Earlier this week, an anonymously-mailed package arrived at the American Experiment office. It was addressed to Bill Glahn, an American Experiment employee who has probably done more than anyone else to delve into the intricacies of the Feeding Our Future scandal. Regular Power Line readers may recall that more than $250 million was stolen brazenly by fraudsters operating under the umbrella of the nonprofit Feeding Our Future and two other entities. More than 40 individuals have been indicted, including the principals of Feeding Our Future, who allegedly received large kickbacks in return for facilitating the fraud. The money was stolen from a federal program intended to provide free meals to poor children; the program was administered by Minnesota’s Department of Education.
So what was in the package? An anonymous cover letter that presumably came from someone associated with the now-defunct Feeding Our Future, and copies of emails exchanged in August 2021 among Feeding Our Future’s founder and its lawyer on one hand, and representatives of the Minnesota Department of Education and Minnesota’s Attorney General’s office on the other.
What do the emails show? Feeding Our Future told the Department of Education that it suspected fraud on the part of one of the organizations participating in the free food program, House of Refuge. FoF wrote, rather implausibly, that this was the first indication of fraud in the program that had come to its attention, and asked for guidance from the Department.

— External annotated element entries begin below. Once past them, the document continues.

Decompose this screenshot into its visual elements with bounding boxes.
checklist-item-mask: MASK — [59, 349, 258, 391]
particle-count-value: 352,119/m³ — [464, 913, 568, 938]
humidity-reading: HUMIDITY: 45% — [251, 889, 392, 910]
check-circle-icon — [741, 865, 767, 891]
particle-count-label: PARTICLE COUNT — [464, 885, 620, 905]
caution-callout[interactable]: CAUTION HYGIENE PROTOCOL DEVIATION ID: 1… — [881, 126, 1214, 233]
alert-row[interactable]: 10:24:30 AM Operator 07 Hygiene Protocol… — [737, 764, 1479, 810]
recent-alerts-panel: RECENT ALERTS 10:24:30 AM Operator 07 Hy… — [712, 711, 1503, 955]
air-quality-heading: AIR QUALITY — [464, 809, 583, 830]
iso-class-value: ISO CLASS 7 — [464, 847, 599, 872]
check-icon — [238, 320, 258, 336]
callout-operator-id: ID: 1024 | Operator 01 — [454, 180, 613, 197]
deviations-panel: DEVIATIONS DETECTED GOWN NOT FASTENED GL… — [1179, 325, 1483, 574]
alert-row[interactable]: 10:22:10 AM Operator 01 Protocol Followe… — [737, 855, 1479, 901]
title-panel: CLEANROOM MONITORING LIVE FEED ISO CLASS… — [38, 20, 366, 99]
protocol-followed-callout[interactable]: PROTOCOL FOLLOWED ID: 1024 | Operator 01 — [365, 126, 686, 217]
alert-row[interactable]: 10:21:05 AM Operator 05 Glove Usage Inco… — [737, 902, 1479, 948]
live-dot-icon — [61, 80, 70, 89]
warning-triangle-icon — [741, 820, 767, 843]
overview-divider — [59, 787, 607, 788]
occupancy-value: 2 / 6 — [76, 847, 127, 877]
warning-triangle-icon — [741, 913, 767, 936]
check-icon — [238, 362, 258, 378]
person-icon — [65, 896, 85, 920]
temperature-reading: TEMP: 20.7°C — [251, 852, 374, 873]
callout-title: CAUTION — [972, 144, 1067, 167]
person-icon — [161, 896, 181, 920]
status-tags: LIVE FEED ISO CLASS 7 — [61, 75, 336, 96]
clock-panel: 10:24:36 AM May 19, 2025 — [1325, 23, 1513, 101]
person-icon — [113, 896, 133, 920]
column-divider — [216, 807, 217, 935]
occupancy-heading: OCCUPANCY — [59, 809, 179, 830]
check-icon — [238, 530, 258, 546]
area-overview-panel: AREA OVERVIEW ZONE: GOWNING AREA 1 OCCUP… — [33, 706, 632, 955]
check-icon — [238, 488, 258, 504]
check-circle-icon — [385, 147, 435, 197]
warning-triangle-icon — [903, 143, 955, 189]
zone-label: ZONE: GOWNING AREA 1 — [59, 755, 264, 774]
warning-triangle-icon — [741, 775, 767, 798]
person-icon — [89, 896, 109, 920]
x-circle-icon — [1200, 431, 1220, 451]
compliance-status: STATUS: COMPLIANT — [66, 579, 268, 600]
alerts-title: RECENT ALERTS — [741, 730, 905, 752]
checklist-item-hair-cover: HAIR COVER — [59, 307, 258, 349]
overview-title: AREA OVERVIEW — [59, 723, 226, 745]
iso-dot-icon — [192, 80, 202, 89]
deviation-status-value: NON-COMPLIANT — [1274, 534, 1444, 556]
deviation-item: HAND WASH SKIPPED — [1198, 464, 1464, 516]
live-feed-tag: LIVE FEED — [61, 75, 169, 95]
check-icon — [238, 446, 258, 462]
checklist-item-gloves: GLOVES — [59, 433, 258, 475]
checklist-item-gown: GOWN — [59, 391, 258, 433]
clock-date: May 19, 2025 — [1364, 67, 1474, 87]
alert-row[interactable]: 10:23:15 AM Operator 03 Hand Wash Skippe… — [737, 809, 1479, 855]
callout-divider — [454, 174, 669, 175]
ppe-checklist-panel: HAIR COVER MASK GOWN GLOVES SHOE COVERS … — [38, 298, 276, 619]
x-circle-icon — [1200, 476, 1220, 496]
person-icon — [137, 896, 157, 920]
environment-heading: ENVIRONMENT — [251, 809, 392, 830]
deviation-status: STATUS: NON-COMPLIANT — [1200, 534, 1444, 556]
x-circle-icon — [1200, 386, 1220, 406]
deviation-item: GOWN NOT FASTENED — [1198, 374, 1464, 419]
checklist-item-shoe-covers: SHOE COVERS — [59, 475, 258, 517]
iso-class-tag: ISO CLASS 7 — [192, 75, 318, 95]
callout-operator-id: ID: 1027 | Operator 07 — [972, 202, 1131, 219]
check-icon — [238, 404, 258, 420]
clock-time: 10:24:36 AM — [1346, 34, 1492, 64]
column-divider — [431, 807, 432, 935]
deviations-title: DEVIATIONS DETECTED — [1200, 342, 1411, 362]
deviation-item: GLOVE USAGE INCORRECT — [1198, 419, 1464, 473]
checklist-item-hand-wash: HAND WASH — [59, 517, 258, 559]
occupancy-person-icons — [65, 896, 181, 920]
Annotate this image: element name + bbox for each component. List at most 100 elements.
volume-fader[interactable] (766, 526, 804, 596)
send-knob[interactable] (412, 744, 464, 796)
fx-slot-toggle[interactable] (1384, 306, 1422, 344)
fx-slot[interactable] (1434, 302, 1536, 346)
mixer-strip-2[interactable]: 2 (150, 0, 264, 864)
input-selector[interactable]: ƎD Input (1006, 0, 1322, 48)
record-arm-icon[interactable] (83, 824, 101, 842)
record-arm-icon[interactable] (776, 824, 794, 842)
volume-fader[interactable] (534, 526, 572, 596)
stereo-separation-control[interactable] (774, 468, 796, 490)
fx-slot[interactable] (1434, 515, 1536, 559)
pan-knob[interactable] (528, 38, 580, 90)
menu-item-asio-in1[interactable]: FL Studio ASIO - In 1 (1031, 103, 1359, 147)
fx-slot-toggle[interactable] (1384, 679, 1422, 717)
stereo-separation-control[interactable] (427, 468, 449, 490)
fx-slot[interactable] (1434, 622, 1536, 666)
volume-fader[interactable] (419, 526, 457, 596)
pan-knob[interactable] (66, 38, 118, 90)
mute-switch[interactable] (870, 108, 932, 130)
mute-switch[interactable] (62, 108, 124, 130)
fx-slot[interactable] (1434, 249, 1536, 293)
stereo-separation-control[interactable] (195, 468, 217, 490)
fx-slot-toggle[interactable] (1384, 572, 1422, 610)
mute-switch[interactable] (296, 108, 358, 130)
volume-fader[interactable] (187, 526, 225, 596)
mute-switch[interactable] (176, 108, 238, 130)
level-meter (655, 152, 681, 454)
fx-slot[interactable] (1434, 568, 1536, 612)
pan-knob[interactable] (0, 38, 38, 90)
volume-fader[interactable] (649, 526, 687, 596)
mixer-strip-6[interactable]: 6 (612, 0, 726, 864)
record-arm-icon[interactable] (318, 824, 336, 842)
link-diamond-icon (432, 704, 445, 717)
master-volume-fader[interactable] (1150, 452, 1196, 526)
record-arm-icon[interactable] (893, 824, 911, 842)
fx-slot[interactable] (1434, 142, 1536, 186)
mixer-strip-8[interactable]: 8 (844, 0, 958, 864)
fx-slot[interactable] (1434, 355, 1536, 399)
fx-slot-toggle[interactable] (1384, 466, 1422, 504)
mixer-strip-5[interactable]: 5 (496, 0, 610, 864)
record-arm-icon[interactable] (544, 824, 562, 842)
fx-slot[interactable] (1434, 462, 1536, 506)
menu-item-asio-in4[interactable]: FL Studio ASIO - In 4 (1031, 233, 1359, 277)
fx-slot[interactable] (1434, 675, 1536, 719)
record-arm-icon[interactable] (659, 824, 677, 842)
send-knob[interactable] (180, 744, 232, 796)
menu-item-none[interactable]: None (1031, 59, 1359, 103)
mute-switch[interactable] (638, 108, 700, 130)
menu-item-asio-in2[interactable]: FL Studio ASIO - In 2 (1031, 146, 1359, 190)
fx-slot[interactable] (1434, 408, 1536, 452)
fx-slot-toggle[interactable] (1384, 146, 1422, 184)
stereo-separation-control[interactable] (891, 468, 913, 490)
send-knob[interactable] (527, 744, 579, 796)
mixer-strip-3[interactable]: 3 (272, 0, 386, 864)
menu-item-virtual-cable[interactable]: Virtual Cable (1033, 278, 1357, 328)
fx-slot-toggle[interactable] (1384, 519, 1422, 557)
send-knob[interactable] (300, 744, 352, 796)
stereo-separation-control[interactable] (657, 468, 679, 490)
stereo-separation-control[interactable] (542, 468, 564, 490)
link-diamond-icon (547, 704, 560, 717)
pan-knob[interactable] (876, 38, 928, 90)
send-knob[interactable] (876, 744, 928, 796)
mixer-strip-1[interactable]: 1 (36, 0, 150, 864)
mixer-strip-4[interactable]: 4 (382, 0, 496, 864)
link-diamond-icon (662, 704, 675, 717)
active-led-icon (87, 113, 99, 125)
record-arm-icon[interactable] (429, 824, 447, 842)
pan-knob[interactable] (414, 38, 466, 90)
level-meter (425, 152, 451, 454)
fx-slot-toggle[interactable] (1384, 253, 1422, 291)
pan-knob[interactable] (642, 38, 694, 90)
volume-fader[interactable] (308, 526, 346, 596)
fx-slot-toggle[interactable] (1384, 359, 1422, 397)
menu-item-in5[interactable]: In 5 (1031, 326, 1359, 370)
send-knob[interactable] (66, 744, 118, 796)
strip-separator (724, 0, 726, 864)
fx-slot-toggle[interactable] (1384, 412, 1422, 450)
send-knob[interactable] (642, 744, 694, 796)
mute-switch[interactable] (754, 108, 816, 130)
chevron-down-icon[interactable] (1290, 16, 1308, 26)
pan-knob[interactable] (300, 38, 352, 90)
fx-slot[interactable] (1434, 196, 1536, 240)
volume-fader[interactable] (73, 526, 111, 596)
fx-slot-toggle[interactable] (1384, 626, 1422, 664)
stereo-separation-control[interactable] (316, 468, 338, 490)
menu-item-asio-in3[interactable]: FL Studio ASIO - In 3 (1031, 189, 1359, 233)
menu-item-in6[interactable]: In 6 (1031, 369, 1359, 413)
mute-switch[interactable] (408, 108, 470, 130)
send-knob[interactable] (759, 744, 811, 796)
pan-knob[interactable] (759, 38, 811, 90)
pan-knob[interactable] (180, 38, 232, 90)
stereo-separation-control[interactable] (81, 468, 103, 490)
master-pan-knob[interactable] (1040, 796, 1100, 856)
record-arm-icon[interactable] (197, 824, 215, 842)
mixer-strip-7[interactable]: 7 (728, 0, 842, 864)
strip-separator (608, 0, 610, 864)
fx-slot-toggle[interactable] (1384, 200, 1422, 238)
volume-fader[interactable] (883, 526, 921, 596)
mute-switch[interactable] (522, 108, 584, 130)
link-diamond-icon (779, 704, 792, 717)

Bill Glahn has written a post on the mysterious envelope that includes a link to all of the emails. The post’s title–“Even Feeding Our Future tried to warn state officials about fraud”–sums it up well. Minnesota’s Department of Education and Attorney General’s office essentially blew off Feeding Our Future’s concerns. They couldn’t be bothered, apparently. At one point, a Department of Education employee wrote, “MDE takes no position if fraud has taken place.”
It is quite remarkable: the principals of Feeding Our Future are presumed to be on their way to the penitentiary, but even they showed more concern about millions in stolen money than Minnesota’s Department of Education and Attorney General’s office.
In this year’s election, both Governor Tim Walz, who oversees the Department of Education, and Keith Ellison, our attorney general, have struggled to deal with the Feeding Our Future scandal, the worst of its kind in Minnesota’s history. They both have claimed that their respective agencies did a terrific job, and it is a feather in their caps that the fraud was stopped after only $250 million (and counting, more indictments are waiting in the wings) was stolen.
That is, let’s just say, a tough sell. And it gets even tougher when the people who have been indicted were tugging on the lapels of Walz’s and Ellison’s employees to report a fraud, and couldn’t get the time of day.